Every segment of photography has its own ideal equipment criteria, and every photographer creates his own niche criteria within these segments to fulfill the needs of his own style. My own place in this broad spectrum is in part that nearly all of my photography is done during multi-day backpacking/mountaineering trips where weight is an important consideration. Common quality concerns like edge to edge sharpness are important for any lens used for any purpose, but beyond quality, there are features and focal lengths. As I’ve puzzled and searched for my ideal lens kit for these trips, it’s become clear to me that my ideal kit simply doesn’t appear to be available. I shoot a D800, but this topic isn’t brand specific. To cut to the chase, here is my current idea of what that ideal kit would be and a few thoughts about why I would choose each lens:
• 24mm f3.5 Tilt Shift – The vertical distortion inherent in wide angle lenses can of course be digitally corrected, but only at the expense of altering the framing of the image. You sometimes end up discovering that the image is not what you thought you had captured. Shift is invaluable at wide angles in part for this reason. This lens is available of course, but the mechanical limitations of the Nikon have me curious about the quality of the new Samyang offering due out in a month or so.

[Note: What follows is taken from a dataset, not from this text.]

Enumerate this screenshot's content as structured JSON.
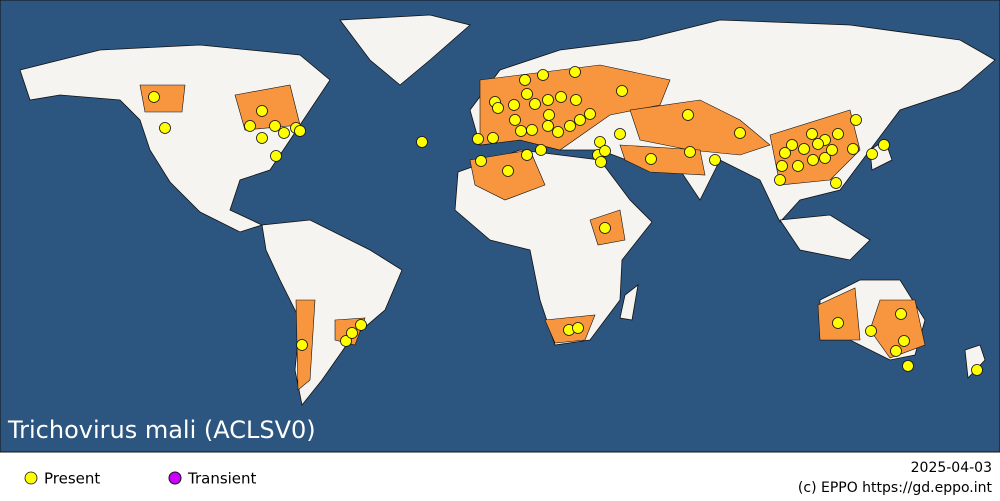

• 35-105mm f4 - Carrying a larger number of prime lenses rather than one or two zooms would be too bulky and heavy, so I have always looked for the best zooms I could find. Most high quality zooms stay at or below 3x magnification to reduce inherent design compromises and the pro 24-70 and 70-200 zooms commonly offered fall into this category. However, it would be redundantly inefficient in terms of weight carried to have both a 24mm Tilt Shift and a 24-70 zoom. The ideal choice from my standpoint would be a similarly very sharp, pro level 3x zoom with the lower end starting at 35mm. I don’t need f2.8; neither am I personally very concerned with bokeh. Given equivalent sharpness across the entire image, weight trumps speed for me. This focal length zoom was once common, but seems no longer to be offered.

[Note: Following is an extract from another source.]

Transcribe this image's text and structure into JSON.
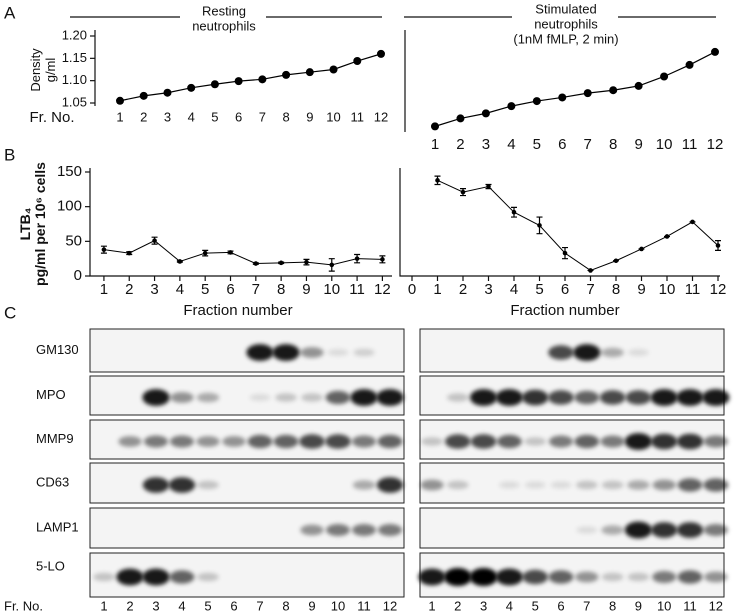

• 100-300mm f5.6 – I was intrigued by the new Nikon patent for a 100-300 f4, but again, weight trumps speed, and f4 in this lens would be too large and too heavy for me. My ideal lens would be a pro level model at f5.6 for this reason. The reach to 300mm is a luxury, but has been useful to me in mountain landscapes. Nikon once made a 100-300mm f5.6 and I’ve read some anecdotally good comments about the quality of that lens, but I’m dubious whether it could hold up to testing on a D800 – has anyone done this?

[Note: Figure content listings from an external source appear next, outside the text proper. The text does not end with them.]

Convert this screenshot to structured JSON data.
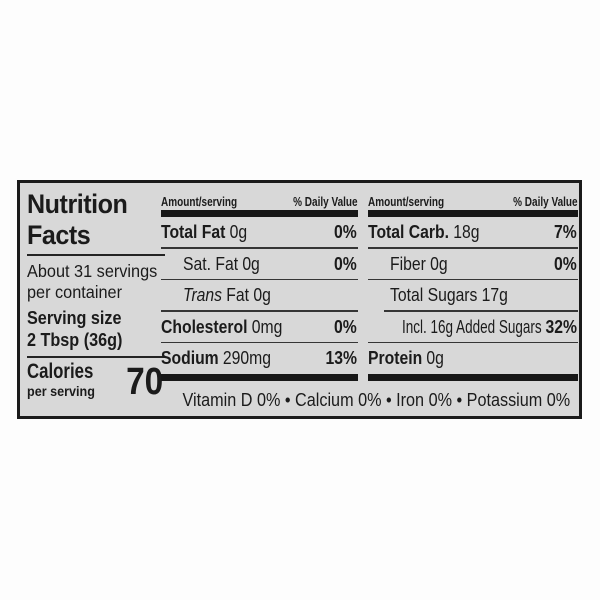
{
  "colors": {
    "panel_bg": "#d8d8d8",
    "ink": "#1b1b1b"
  },
  "panel": {
    "title_line1": "Nutrition",
    "title_line2": "Facts",
    "servings_line1": "About 31 servings",
    "servings_line2": "per container",
    "serving_size_label": "Serving size",
    "serving_size_value": "2 Tbsp (36g)",
    "calories_label": "Calories",
    "calories_sublabel": "per serving",
    "calories_value": "70",
    "header_amount": "Amount/serving",
    "header_dv": "% Daily Value",
    "columns": [
      {
        "rows": [
          {
            "label": "Total Fat",
            "value": "0g",
            "dv": "0%"
          },
          {
            "label": "Sat. Fat",
            "value": "0g",
            "dv": "0%"
          },
          {
            "label": "Trans",
            "value": "Fat 0g",
            "dv": ""
          },
          {
            "label": "Cholesterol",
            "value": "0mg",
            "dv": "0%"
          },
          {
            "label": "Sodium",
            "value": "290mg",
            "dv": "13%"
          }
        ]
      },
      {
        "rows": [
          {
            "label": "Total Carb.",
            "value": "18g",
            "dv": "7%"
          },
          {
            "label": "Fiber",
            "value": "0g",
            "dv": "0%"
          },
          {
            "label": "Total Sugars",
            "value": "17g",
            "dv": ""
          },
          {
            "label": "Incl. 16g Added Sugars",
            "value": "",
            "dv": "32%"
          },
          {
            "label": "Protein",
            "value": "0g",
            "dv": ""
          }
        ]
      }
    ],
    "micronutrients": "Vitamin D 0% • Calcium 0% • Iron 0% • Potassium 0%"
  }
}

None of this is to slight the very fine lens offerings currently available, or to question the lens kits that anyone else has assembled and found to perfectly fit their own needs. I understand that the desire for a 24mm capability without the high cost of tilt shift makes the 24mm a good starting point for standard zooms. But I do wish the standard offerings weren’t quite so monolithic in focal length range.
In the end, I guess I’m wondering if I’m alone in my thinking and the lenses that I wish were available, or whether there are others out there who might agree with what I’ve written here. Thanks.